Jonathan Haidt thinks he knows why Democrats often fail to persuade the average American. His article is a good exploration of moral psychology, which Haidt sums up with these two rules--
  1. "feelings come first and tilt the mental playing field on which reasons and arguments compete"
  2. "morality is not just about how we treat each other (as most liberals think); it is also about binding groups together, supporting essential institutions, and living in a sanctified and noble way"
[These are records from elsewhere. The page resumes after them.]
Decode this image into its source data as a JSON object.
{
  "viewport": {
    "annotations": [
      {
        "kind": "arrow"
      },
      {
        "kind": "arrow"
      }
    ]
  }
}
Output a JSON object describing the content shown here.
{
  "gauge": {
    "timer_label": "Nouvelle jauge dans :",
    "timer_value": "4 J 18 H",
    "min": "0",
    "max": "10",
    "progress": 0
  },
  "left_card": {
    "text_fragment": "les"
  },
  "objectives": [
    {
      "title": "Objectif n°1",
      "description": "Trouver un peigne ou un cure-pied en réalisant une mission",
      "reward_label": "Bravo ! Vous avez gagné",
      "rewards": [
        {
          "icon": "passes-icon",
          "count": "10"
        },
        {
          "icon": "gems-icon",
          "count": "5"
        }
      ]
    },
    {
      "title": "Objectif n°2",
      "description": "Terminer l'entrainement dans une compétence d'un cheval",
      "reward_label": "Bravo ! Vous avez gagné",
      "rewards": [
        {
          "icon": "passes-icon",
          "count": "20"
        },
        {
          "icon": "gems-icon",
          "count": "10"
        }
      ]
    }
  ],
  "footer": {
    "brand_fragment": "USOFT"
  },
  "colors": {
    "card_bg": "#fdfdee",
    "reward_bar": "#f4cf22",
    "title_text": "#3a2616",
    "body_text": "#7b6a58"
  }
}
I'm not sure all his recommendations are on target but I thought this one was especially insightful--
The purity/sanctity foundation is used heavily by the Christian right to condemn hedonism and sexual "deviance," but it can also be harnessed for progressive causes. Sanctity does not have to come from God; the psychology of this system is about overcoming our lower, grasping, carnal selves in order to live in a way that is higher, nobler, and more spiritual. Many liberals criticize the crassness and ugliness that our unrestrained free-market society has created. There is a long tradition of liberal anti-materialism often linked to a reverence for nature. Environmental and animal welfare issues are easily promoted using the language of harm/care, but such appeals might be more effective when supplemented with hints of purity/sanctity.

What Makes People Vote Republican? by Jonathan Haidt
While "liberals" might not know these things, Nietzsche provides some clues.